Living Colour have always been special. Starting in 1984, they burst in to public consciousness with the success of the album ‘Vivid’ and the single, ‘Cult of Personality’. Typified as a hard rock band because of Vernon Reid’s incendiary guitar playing, they’ve always been a lot more, with diverse influences from funk, jazz and blues.
Their new album, ‘Shade‘, starts off with a bang, lead track ‘Freedom of Expression’ boasting a muscular, serpentine riff that is classic Living Colour.

Straight up rock songs like ‘Come On’, with it’s big chorus that just begs for a live sing along, rub shoulders with the funk guitar stylings of ‘Always Wrong’, and the off the wall cover of ‘Son House’ Preachin’ Blues‘. This is a classic Living Color album, no two songs sounding the same, genre hopping and musical diversity is the order of the day.
Living Colour have never shied away from expressing their politics, and this album continues in that vein. ‘Who Shot Ya‘ starts with a spoken word piece about the rate of gun death for African American men. ‘Pattern in Time‘ is talking about then links between institutions like slavery in the past, and disadvantage today.

Living Colour’s bassist since 1992 has been Doug Wimbish.

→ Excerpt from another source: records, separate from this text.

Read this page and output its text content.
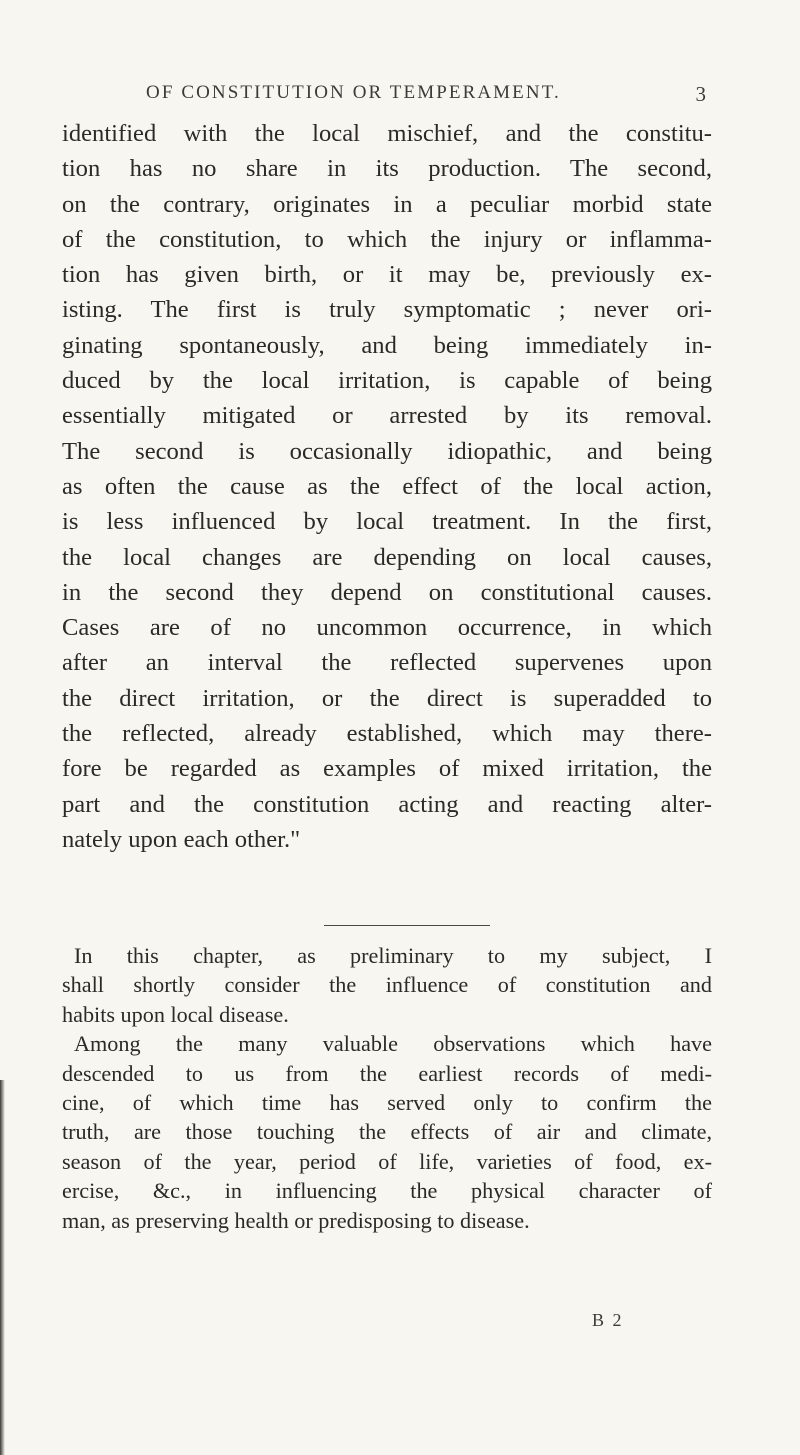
OF CONSTITUTION OR TEMPERAMENT.	3
identified with the local mischief, and the constitu-
tion has no share in its production. The second,
on the contrary, originates in a peculiar morbid state
of the constitution, to which the injury or inflamma-
tion has given birth, or it may be, previously ex-
isting. The first is truly symptomatic ; never ori-
ginating spontaneously, and being immediately in-
duced by the local irritation, is capable of being
essentially mitigated or arrested by its removal.
The second is occasionally idiopathic, and being
as often the cause as the effect of the local action,
is less influenced by local treatment. In the first,
the local changes are depending on local causes,
in the second they depend on constitutional causes.
Cases are of no uncommon occurrence, in which
after an interval the reflected supervenes upon
the direct irritation, or the direct is superadded to
the reflected, already established, which may there-
fore be regarded as examples of mixed irritation, the
part and the constitution acting and reacting alter-
nately upon each other."
In this chapter, as preliminary to my subject, I
shall shortly consider the influence of constitution and
habits upon local disease.
Among the many valuable observations which have
descended to us from the earliest records of medi-
cine, of which time has served only to confirm the
truth, are those touching the effects of air and climate,
season of the year, period of life, varieties of food, ex-
ercise, &c., in influencing the physical character of
man, as preserving health or predisposing to disease.
B 2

He’s also credited with ‘programming’. Long time drummer, Will Calhoun’ is also credited with ‘samples’ and ‘loops’. It’s not obtrusive, but you can often hear splashes of colour from the addition of loops and effects and it’s another way that the band shows a diversity of influences and adds depth to their music.
Who’s That‘ starts with slide guitar before a section that sounds like a trombone or sax, before leading in to a riffy rock song complete with horn section. The song is about bill collectors and trying to make ends meet. According to the Setlist Wiki, this song was debuted live in 2014, and is currently a feature of their live show. It’s a really strong song, with prominent organ sections and a searing blues based solo. The song ends with lead breaks shared by the sax and the organ.

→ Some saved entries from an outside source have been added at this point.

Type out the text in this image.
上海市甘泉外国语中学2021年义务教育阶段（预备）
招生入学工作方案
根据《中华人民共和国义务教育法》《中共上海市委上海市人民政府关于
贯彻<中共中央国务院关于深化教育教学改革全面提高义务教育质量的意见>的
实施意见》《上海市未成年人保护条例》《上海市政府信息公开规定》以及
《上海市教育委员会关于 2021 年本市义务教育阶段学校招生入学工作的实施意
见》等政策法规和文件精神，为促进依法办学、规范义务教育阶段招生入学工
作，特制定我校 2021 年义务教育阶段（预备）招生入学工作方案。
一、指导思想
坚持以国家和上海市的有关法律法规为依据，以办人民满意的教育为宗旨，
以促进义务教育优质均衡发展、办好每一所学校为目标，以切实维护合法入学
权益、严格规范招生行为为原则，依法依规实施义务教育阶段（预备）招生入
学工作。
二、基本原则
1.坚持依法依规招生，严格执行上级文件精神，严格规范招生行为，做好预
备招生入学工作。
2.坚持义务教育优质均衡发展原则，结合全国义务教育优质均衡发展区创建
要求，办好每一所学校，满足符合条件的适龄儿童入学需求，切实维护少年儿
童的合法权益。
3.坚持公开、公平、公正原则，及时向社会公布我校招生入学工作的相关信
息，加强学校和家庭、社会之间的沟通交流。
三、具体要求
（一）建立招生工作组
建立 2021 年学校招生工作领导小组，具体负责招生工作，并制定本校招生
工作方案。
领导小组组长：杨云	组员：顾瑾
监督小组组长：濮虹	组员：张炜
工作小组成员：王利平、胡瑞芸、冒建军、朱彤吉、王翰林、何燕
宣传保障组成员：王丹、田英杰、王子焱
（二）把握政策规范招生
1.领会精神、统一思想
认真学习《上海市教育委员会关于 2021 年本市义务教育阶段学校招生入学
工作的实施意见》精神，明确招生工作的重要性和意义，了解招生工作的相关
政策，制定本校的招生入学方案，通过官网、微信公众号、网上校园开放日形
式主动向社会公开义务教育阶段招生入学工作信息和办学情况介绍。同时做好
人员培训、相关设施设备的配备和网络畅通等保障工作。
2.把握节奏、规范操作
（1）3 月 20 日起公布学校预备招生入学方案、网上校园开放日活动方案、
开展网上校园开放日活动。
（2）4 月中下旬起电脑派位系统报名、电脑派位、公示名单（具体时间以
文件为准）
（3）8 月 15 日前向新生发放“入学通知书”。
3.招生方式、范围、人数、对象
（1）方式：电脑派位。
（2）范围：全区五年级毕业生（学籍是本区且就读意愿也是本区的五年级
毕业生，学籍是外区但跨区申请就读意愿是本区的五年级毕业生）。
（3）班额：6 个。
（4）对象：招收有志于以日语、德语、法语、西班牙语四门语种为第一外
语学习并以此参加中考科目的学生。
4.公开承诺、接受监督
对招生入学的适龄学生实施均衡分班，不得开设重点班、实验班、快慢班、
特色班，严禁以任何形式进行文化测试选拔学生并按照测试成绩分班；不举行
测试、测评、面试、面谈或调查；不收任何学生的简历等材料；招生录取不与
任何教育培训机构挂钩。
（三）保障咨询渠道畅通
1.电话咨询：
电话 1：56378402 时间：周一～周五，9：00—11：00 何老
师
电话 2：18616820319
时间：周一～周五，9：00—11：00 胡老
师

From the sounds of a street preacher to the almost Prince styled lyrics to the searing guitars, ‘Inner City Blues’ is a tour de force of all the strengths that this band has. As the track rolls in to the final track, ‘Two Sides‘, you realise the breadth of the journey you’ve just been taken on. This track is the only ballad on the album, and it’s full of passion and power. The one/two hit of these two tracks brings the album to a powerful conclusion.

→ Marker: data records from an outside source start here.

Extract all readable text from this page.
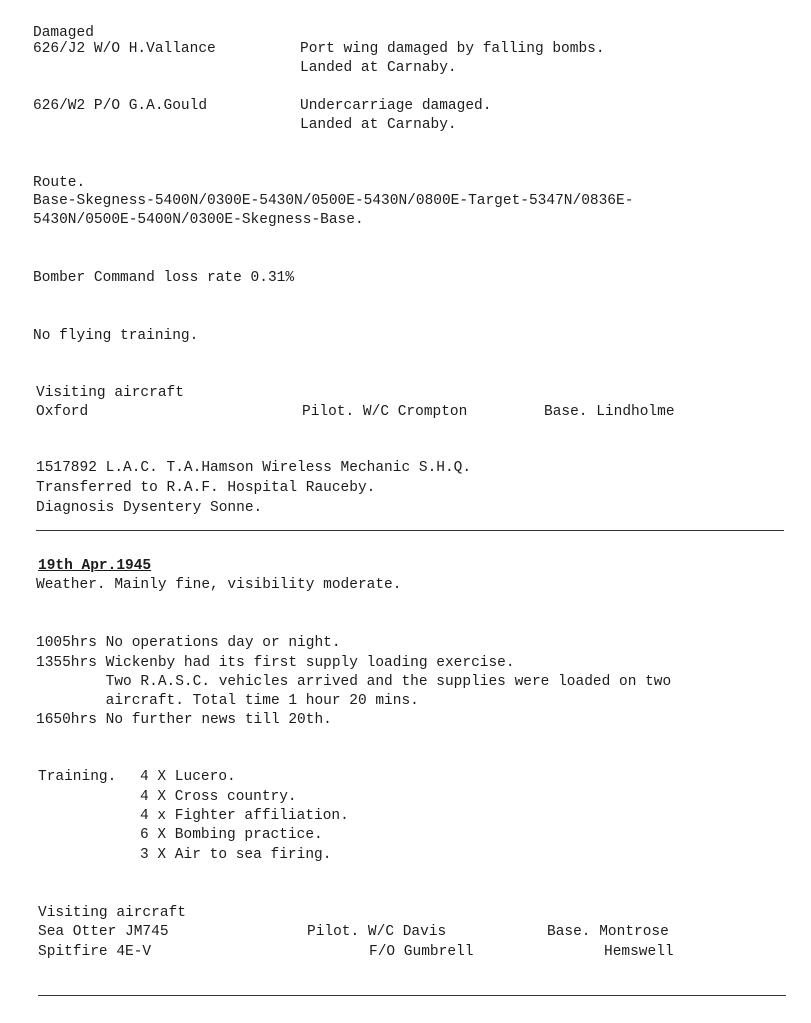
Damaged
626/J2 W/O H.Vallance	Port wing damaged by falling bombs.
Landed at Carnaby.
626/W2 P/O G.A.Gould	Undercarriage damaged.
Landed at Carnaby.
Route.
Base-Skegness-5400N/0300E-5430N/0500E-5430N/0800E-Target-5347N/0836E-
5430N/0500E-5400N/0300E-Skegness-Base.
Bomber Command loss rate 0.31%
No flying training.
Visiting aircraft
Oxford	Pilot. W/C Crompton	Base. Lindholme
1517892 L.A.C. T.A.Hamson Wireless Mechanic S.H.Q.
Transferred to R.A.F. Hospital Rauceby.
Diagnosis Dysentery Sonne.
19th Apr.1945
Weather. Mainly fine, visibility moderate.
1005hrs No operations day or night.
1355hrs Wickenby had its first supply loading exercise.
Two R.A.S.C. vehicles arrived and the supplies were loaded on two
aircraft. Total time 1 hour 20 mins.
1650hrs No further news till 20th.
Training. 4 X Lucero.
4 X Cross country.
4 x Fighter affiliation.
6 X Bombing practice.
3 X Air to sea firing.
Visiting aircraft
Sea Otter JM745	Pilot. W/C Davis	Base. Montrose
Spitfire 4E-V	F/O Gumbrell	Hemswell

Songs like ‘Glass Teeth‘ show that Living Colour know how to write a straight up rock song. It’s just obvious that their palette is broader than that and they have a lot more than that to say. If you’re really just a fan of rock music, they there’s probably a few songs on this album you will love. If you love being taken on a journey and being surprised, then this whole album is for you. This album hops genres more often than some bands change chords. There is, however, not a bad song on this CD.